Rather than trying to identify and block the ‘known bad’ which, aside from being increasingly ineffective, also results in a high number of ‘false positives,’ file-regeneration technology creates safe, clean and visually identical copies of files. This alleviates the pressure on HR staff and recruiters to spot malicious documents, allowing them to open every file with confidence and remain focused on their work.
Understand third party risks
If an organisation is using a recruitment or staffing agency, it’s imperative to conduct an assessment of the agency you’re working with. Just as the broader organisation may evaluate its supply chain, partners and integrators, there needs to be some level of assessment with a recruiting or staffing agency.
As with any third party, there is inherent risk in an agency operating on behalf of an organisation and gaining access to sensitive information.
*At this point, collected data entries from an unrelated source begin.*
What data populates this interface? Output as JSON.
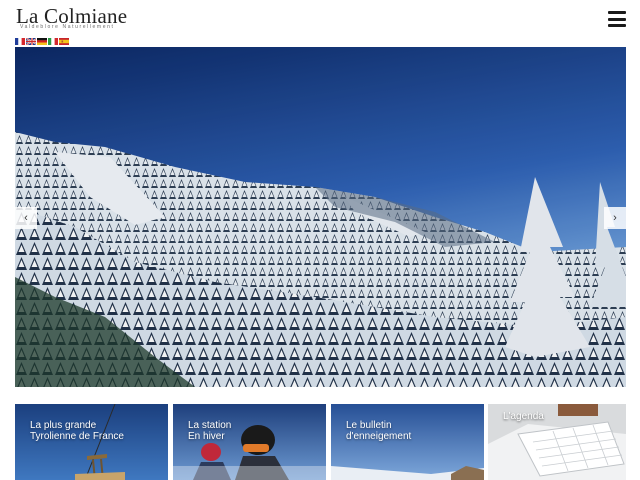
{
  "header": {
    "site_title": "La Colmiane",
    "tagline": "Valdeblore Naturellement",
    "languages": [
      {
        "code": "fr",
        "icon": "france-flag-icon"
      },
      {
        "code": "en",
        "icon": "uk-flag-icon"
      },
      {
        "code": "de",
        "icon": "germany-flag-icon"
      },
      {
        "code": "it",
        "icon": "italy-flag-icon"
      },
      {
        "code": "es",
        "icon": "spain-flag-icon"
      }
    ],
    "menu_icon": "hamburger-menu-icon"
  },
  "slider": {
    "image": "snowy-forest-mountain-photo",
    "prev_label": "‹",
    "next_label": "›"
  },
  "cards": [
    {
      "label": "La plus grande\nTyrolienne de France",
      "image": "zipline-tower-photo"
    },
    {
      "label": "La station\nEn hiver",
      "image": "skier-helmet-photo"
    },
    {
      "label": "Le bulletin\nd'enneigement",
      "image": "snowy-slope-photo"
    },
    {
      "label": "L'agenda",
      "image": "calendar-notebook-photo"
    }
  ],
  "colors": {
    "sky_top": "#0d2a6b",
    "sky_bottom": "#4f8fd8",
    "text_dark": "#222222"
  }
}
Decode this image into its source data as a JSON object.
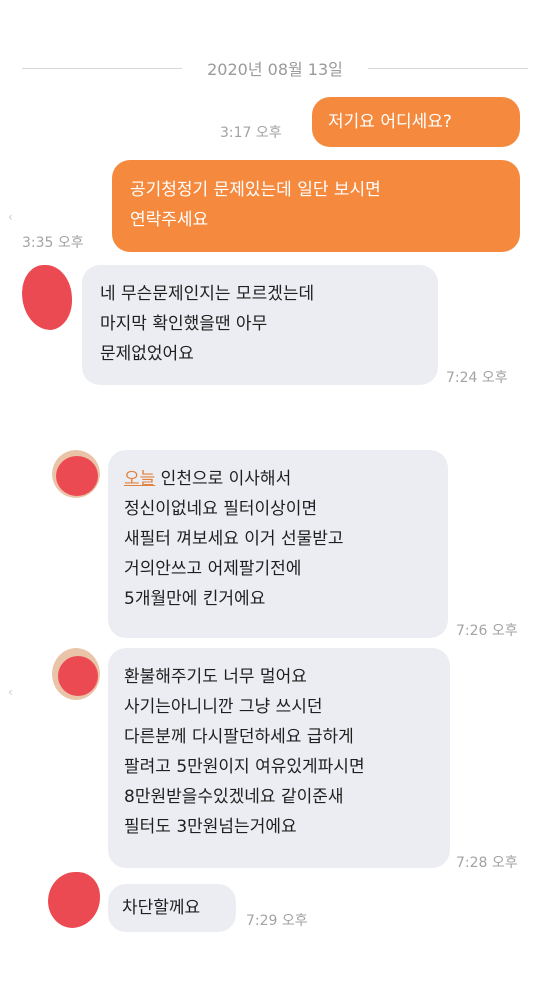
{
  "date_separator": "2020년 08월 13일",
  "messages": [
    {
      "type": "sent",
      "text": "저기요  어디세요?",
      "time": "3:17 오후"
    },
    {
      "type": "sent",
      "lines": [
        "공기청정기 문제있는데  일단 보시면",
        "연락주세요"
      ],
      "time": "3:35 오후"
    },
    {
      "type": "received",
      "lines": [
        "네 무슨문제인지는 모르겠는데",
        "마지막 확인했을땐 아무",
        "문제없었어요"
      ],
      "time": "7:24 오후"
    },
    {
      "type": "received",
      "highlight": "오늘",
      "lines": [
        " 인천으로 이사해서",
        "정신이없네요   필터이상이면",
        "새필터 껴보세요 이거 선물받고",
        "거의안쓰고 어제팔기전에",
        "5개월만에 킨거에요"
      ],
      "time": "7:26 오후"
    },
    {
      "type": "received",
      "lines": [
        "환불해주기도 너무 멀어요",
        "사기는아니니깐  그냥 쓰시던",
        "다른분께 다시팔던하세요  급하게",
        "팔려고 5만원이지 여유있게파시면",
        "8만원받을수있겠네요 같이준새",
        "필터도 3만원넘는거에요"
      ],
      "time": "7:28 오후"
    },
    {
      "type": "received",
      "text": "차단할께요",
      "time": "7:29 오후"
    }
  ],
  "colors": {
    "sent_bubble": "#f58a3f",
    "received_bubble": "#ecedf2",
    "link_orange": "#e2823f"
  }
}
We must all accept now that HR is one of the most vulnerable departments within any organisation precisely because one of its primary functions is to constantly receive and open files and documents from unknown senders.
By understanding the risks involved in this and implementing each of the best practices outlined above, HR departments can be better equipped to deal with malicious activity and help protect the crown jewels of their organisation, including all that sensitive information about employees.